Equipment Operations showed momentum, with net sales rising 17.5% year over year as higher shipment volumes and favorable foreign exchange more than offset muted pricing.

By segment, Production and Precision Ag increased 3.1% year over year, Small Ag and Turf climbed 24.0%, and Construction and Forestry rose 33.9%, driven primarily by volume and foreign exchange tailwinds.

Margins Face Tariff Pressure

Profitability, however, faced pressure. Equipment Operations operating margins declined 184 basis points year over year to 5.9%, largely due to tariff impacts. Management reiterated expectations for about $1.2 billion in direct tariff expenses in fiscal 2026.
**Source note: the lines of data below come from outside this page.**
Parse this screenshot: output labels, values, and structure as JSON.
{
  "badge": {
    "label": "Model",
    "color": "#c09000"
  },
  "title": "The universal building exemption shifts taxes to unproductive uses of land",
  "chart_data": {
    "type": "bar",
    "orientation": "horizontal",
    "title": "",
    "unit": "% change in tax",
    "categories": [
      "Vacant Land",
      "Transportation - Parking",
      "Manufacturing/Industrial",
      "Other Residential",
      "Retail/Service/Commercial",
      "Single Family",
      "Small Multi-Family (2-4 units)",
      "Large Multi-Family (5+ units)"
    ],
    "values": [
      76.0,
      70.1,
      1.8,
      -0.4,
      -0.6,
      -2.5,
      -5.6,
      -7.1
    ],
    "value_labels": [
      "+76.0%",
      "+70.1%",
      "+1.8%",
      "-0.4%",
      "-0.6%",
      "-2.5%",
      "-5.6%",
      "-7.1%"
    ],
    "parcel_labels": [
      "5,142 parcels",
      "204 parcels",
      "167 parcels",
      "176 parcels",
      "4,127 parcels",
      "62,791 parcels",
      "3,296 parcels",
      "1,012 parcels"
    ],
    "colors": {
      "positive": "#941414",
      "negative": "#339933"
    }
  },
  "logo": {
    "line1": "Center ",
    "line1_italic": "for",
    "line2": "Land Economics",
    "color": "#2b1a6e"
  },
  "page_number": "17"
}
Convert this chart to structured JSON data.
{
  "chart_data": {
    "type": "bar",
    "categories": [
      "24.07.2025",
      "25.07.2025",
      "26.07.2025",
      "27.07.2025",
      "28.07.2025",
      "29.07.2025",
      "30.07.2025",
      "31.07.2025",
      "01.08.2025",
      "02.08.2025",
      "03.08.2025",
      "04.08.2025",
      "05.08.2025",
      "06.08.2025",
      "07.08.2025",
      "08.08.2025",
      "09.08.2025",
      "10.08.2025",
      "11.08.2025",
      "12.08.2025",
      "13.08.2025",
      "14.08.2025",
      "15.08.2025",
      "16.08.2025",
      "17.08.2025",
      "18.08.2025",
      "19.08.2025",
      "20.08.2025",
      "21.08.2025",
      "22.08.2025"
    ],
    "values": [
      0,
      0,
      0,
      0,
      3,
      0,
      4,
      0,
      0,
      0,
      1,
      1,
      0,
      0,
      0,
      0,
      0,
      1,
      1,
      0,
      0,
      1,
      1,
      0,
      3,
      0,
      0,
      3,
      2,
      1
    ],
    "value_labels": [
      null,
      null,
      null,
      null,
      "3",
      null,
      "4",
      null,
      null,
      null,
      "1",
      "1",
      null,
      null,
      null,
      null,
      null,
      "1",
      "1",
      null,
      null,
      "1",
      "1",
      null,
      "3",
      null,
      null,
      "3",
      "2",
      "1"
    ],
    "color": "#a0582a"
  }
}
Despite these headwinds, Deere modestly improved its fiscal 2026 outlook across most of its portfolio, with only South America tractors and combines revised lower. The updated guidance implies about a $375 million increase at the midpoint of Equipment Operations net income and roughly a $500 million improvement at the midpoint of Equipment Operations operating cash flow.

Farm Backdrop Steady

Khan described the agricultural backdrop as steady rather than robust. Global crop production remains stable, farm income expectations are improving modestly, and recent policy support and commodity demand signals, including China’s return to U.S. soybean purchases, provide incremental support.

Dealer inventory drawdowns through 2025 have better aligned production with retail demand. Management continues to view 2026 as a potential cycle trough, positioning 2027 for a healthier recovery if replenishment follows.

On valuation, Khan raised the price forecast to $736, applying a roughly 32-times multiple to RBC’s fiscal 2027 adjusted EPS estimate of $23.02. The premium multiple, he said, is supported by improving earnings quality and the potential for renewed growth as the cycle turns.

Street Turns More Bullish

Other analysts also turned more bullish on Deere. UBS’ Steven Fisher maintained a Buy rating and raised his price forecast to $775 from $535, while Truist Securities’ Jamie Cook reiterated a Buy rating and increased her forecast to $793 from $612. Bank of America Securities’ Ross Gilardi maintained a Neutral rating and raised his price forecast to $672 from $502.

DE Price Action: Deere shares were down 0.54% at $658.42 at the time of publication on Friday. The stock is approaching its 52-week high of $674.18, according to Benzinga Pro data.